Une année pour Lafontant à la Primature, quel bilan pour Haïti ?

Publié le 2018-03-23 | Le Nouvelliste

Editorial -

21 mars 2017- 21 mars 2018, cela fait une année depuis que le Dr Jack Guy Lafontant est installé à la Primature. On ignore si le Premier ministre a célébré l’anniversaire en privé, mais rien de public n’a souligné son exploit de diriger le pays depuis 365 jours. Ce n’était pas, il faut le dire, une semaine pour afficher des célébrations. Que de mauvaises nouvelles, qui signalent nos faiblesses, ont émaillé la semaine écoulée !

Des facultés de médecine et des écoles dans toutes les disciplines médicales qui forment des médecins et notre personnel de santé délivrent des diplômes sans être accréditées par les instances compétentes.

Des hôpitaux malades, des hôpitaux construits mais jamais ouverts au public, des malades qui ne trouvent pas les soins adéquats en Haïti, une absence totale de politiques publiques pour contenir, prévenir ou soigner des maladies endémiques comme l’hypertension ou le diabète qui terrassent plus de deux millions d’Haïtiens.

Une administration publique pléthorique mais sous-dimensionnée, budgétivore mais inefficace, concentrée dans les villes et laissant le pays réel sans surveillance ni service.

Un Parlement dans l’impossibilité depuis des mois de tenir, dans aucune des Chambres, trois séances de suite ni de plancher jusqu’au vote sur autres choses que des projets relevant d’intérêts particuliers.

Une diplomatie incapable de défendre, d’enquêter ou d’orienter les choix de l’État, quand la moindre crise éclate avec notre voisin le plus proche, le pays avec lequel nous avons le plus de relations et le plus de contentieux historiques.

Un secteur de l’éducation qui ne forme bien que peu des cerveaux qu’on lui confie et ce à tous les niveaux, des milliards de gourdes qui sont dépensées dans le privé comme dans le public, du préscolaire à l’université, sans apporter de changements significatifs dans la résolution des problèmes du pays.

Une crise de prédictibilité sur le change et l’économie en général inventée de toutes pièces par les autorités qui peinent encore à publier toutes les circulaires et règlementations que la dépollarisation implique.
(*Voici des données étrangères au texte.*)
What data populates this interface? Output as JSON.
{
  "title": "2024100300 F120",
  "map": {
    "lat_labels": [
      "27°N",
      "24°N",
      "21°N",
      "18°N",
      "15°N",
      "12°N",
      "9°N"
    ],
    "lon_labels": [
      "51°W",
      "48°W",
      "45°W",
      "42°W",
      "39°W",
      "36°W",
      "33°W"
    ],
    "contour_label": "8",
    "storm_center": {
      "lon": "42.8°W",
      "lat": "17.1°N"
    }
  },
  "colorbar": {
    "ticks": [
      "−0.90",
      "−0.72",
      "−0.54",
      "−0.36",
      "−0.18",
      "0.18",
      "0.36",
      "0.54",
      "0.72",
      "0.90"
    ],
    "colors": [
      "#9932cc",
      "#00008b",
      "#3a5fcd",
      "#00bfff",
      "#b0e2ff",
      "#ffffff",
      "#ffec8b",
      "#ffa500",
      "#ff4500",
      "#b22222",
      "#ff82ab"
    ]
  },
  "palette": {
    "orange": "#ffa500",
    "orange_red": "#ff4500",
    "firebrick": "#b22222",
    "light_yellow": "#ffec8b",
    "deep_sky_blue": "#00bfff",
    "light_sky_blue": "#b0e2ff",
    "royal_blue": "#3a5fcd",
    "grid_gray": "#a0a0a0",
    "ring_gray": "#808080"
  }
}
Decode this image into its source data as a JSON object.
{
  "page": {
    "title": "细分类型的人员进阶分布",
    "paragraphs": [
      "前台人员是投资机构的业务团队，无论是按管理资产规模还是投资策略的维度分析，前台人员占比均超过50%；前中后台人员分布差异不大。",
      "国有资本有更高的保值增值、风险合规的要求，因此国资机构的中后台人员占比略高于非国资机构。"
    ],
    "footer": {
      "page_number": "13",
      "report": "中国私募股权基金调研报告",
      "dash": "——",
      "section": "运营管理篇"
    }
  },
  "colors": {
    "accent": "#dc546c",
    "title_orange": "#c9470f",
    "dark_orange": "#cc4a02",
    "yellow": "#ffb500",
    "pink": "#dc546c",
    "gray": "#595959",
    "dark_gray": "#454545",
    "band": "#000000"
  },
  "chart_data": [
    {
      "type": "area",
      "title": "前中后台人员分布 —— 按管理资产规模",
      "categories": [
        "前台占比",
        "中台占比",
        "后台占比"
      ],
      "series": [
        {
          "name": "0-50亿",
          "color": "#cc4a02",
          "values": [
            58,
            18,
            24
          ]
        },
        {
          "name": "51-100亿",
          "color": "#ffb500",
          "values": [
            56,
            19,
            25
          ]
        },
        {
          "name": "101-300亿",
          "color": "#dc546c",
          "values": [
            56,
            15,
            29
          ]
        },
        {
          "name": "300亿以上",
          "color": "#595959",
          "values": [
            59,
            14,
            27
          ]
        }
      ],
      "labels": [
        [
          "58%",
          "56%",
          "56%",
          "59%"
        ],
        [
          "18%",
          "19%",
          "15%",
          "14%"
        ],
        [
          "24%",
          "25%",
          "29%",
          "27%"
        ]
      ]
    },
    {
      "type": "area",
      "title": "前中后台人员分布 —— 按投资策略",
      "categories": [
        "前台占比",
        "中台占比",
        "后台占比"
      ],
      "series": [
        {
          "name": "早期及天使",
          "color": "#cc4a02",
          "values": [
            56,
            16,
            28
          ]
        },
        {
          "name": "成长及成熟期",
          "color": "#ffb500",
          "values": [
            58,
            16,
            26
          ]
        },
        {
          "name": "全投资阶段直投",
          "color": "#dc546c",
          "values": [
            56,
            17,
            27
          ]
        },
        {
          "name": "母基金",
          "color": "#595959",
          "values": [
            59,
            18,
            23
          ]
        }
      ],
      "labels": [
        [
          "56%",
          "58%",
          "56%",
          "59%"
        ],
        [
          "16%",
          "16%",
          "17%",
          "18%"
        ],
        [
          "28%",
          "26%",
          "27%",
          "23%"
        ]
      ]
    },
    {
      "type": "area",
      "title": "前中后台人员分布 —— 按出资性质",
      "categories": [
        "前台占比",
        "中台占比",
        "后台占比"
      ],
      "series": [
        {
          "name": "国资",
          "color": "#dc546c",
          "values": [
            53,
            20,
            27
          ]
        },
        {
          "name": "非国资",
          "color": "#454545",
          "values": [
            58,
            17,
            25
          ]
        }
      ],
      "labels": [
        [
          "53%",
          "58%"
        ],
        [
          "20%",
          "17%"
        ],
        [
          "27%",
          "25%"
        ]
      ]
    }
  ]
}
Ces points et d’autres ont été débattus pendant la semaine qui s’achève et vont continuer à faire l’actualité dans les jours qui viennent. Il y a de quoi inquiéter toute personne sensée. Sauf que, aucun des problèmes dénoncés ne l’est pour la première fois. Depuis des années nous avons la tête dans le sable et laissons passer le temps, espérant que nos problèmes seront emportés comme les secondes qui s’enfuient.

Le président Jovenel Moïse a passé cette semaine le cap de la première année avec son gouvernement. Il a le Premier ministre qu’il voulait avec le Dr Jack Guy Lafontant à la Primature et les ministres qu’il désire avec la composition actuelle de l’équipe en poste. Force est de constater que le chef de l’État inaugure la deuxième année sans avoir trouvé le mode d’emploi de la bonne gouvernance ni celui de l’efficacité opérationnelle.

Dans trop de domaines, un an plus tard, le gouvernement tâtonne, ne donne même pas l’impression de chercher les bonnes solutions pendant que le pays attend de voir des résultats. Désespère d’un « aller-mieux ».

Plus que jamais, Haïti a besoin de réformes. De beaucoup de réformes. Dans tous les domaines. Il nous faut les réussir pas à pas. Petits pas par petits pas. Mais nous adorons les révolutions. Surtout les fausses révolutions. Prendre les problèmes à la hussarde sans avoir les moyens de notre politique est une constante de notre histoire. L’année qui vient de s’écouler n’échappe pas à la règle. De nouveaux dirigeants ont succombé à la tentation avec les mêmes résultats que leurs devanciers.

Lafontant, comme d'autres Premiers ministres avant lui, n'a pas les bonnes méthodes.